「ノリ」と「流れ」について

初投稿の文章を書きながら

あれ?

なんかこの感じ懐かしいな。

実は2012年に独立したタイミングでもブログを書いていたのを思い出した。新しいノートの1ページ目を書き出すような気持ちで2年くらいは続いたと記憶しているが、インスタグラムの登場で文章を書くことから足が遠のいてしまっていた。今回オフィスを構えているmass×massの堀篭さんから、駄菓子屋ぐりーんハウスのことをnoteに綴ったほうが良いと、再び文章と向き合うきっかけをもらったのでした。

さて独立した2012年。僕は『チハルガデザイン』という屋号で活動を始めました。誰にでも思い出したくない恥ずかしい過去が少なからず存在していると思うけど、『チハルガデザイン』という名前にしたことについては、

うん。まぁ微妙だった。。。

「千春がデザイン」

でもあるし

「チハル画デザイン」

でもあった。

除村千春デザイン事務所のような直球の名前にはしたくなかったので、自分的にはひねったつもりで始めは良かったけれど、時間が経ちスーツ姿の人と名刺交換をする時に「チハルガデザインの除村です」というのが次第に猛烈に恥ずかしくなってきてしまったのだ。最初はインパクトもあって覚えてもらいやすそうだし、デザイナーとしてユーモアも感じられて良い名前だと自負していたけれど、やはりそれだけではモチベーションが持続しないのである。黙っていても歳をとるしいつまでもチャレンジャーでは居られない現実を知ってしまったのだ。
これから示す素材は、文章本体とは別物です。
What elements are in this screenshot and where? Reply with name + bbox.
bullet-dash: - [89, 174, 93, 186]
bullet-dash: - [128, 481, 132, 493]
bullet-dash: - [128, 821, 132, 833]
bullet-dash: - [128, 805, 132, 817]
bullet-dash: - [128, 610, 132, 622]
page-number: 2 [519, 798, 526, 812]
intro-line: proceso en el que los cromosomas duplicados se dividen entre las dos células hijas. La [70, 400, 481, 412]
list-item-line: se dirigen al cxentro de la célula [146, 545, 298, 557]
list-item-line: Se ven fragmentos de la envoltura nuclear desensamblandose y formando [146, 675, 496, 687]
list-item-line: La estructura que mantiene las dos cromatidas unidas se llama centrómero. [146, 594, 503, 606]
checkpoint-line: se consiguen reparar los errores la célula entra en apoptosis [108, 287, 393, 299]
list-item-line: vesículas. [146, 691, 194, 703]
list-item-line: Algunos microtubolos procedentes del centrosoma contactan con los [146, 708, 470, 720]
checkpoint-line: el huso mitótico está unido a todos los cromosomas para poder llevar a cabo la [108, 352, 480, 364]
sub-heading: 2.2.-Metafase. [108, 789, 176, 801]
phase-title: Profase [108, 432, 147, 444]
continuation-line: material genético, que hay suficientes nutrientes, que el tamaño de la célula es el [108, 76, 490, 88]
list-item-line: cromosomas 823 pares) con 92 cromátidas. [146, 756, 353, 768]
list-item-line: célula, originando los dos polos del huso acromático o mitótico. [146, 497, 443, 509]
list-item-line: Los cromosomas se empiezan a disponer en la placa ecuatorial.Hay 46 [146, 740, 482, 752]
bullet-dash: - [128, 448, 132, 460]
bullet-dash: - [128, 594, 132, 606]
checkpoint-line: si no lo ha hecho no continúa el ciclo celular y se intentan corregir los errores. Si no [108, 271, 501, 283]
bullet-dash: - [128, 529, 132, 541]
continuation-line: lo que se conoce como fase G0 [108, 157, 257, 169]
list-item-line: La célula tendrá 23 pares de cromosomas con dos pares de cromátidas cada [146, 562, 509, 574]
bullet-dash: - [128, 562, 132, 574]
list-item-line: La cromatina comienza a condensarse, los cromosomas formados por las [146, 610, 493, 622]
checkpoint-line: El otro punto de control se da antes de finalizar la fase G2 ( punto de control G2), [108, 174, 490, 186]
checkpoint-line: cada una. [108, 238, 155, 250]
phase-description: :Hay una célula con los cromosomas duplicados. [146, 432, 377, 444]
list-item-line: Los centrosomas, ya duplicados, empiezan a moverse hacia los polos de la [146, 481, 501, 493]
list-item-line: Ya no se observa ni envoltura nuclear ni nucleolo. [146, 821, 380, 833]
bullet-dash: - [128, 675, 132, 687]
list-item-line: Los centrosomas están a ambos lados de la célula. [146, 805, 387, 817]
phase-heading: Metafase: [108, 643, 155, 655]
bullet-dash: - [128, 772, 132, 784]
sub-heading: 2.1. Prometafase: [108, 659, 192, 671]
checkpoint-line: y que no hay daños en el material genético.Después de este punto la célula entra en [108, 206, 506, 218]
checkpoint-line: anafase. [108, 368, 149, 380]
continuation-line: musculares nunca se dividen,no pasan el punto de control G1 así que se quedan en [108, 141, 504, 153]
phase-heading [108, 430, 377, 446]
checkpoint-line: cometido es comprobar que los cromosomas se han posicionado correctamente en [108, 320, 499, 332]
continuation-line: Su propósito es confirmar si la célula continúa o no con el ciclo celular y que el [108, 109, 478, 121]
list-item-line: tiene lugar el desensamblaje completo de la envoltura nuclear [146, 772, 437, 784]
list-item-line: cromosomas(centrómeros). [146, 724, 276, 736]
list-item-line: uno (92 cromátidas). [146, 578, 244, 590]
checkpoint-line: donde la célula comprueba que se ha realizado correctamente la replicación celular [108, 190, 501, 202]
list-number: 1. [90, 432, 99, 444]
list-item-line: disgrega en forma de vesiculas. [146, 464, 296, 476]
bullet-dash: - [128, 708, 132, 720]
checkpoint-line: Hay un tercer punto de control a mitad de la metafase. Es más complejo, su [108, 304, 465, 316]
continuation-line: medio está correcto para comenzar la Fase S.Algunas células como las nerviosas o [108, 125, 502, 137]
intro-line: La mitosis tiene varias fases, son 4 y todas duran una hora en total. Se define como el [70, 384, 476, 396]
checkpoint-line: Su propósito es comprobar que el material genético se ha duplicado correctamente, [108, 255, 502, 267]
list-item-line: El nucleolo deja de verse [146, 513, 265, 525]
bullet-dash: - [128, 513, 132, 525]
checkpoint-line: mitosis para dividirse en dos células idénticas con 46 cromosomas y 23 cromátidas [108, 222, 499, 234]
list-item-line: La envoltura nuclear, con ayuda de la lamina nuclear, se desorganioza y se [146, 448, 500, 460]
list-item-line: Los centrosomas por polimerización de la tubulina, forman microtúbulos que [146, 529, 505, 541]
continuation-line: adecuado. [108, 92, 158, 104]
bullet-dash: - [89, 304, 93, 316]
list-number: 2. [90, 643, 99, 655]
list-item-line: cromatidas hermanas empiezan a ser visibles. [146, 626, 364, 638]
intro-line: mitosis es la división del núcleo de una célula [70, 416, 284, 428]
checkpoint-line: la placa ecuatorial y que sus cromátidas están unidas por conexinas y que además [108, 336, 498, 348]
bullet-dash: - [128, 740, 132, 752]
さらに会社が1人の時は良いけど所員を雇用しその所員に「チハルガデザイン」と言わせてしまって良いのだろうか?と考えると答は自ずとNOであった。彼らにも当然立派な自分の名前がある。
そうした瞬間に

僕はどうやらこの名前をノリでつけてしまったようだ

と気がついた。デザインは時に閃きや思いつきのような瞬発力が求められる側面もあるけど、名前に限ってはそうではないと今は強く思う。だからこれから独立して自分の屋号を考えるタイミングの若手のみなさんにはノリではなく、是非じっくり考察してもらいたいと願う。

一方で流れという言葉がある。「ノリ」と「流れ」似ているようで実は全く性格の異なる言葉で、僕は流れという行為行動については案外信じている。(10年後に流れには乗らないほうが良いと書いているかもしれませんがw)流れは言い換えると「縁」とも置き換えられる言葉だと思う。今回の駄菓子屋ぐりーんハウスを引き継ぐことになったのもそのような話からなのだ。僕は石橋を叩きまくってから渡る性格なので、自分の頭だけで考えてしまうとどうにも前に進まなかったり、諦めてしまったりでその可能性を閉じ込めてしまうことがあったけど、人や状況が作り出してくれた流れに勇気を出して乗ってみると意外と楽しかったり、出会えなかった自分に出会えて新鮮だったりもして、流れがある時は(もちろん見極めの嗅覚は必要ですが)逆らうことなくなるだけ前向きに乗ってみようと意識しています。なのでぐりーんハウスという名前については僕は一切加筆修正せず、これまで地域の方に愛された名前そのままの状態で受け継いでいこうと考えているのでした。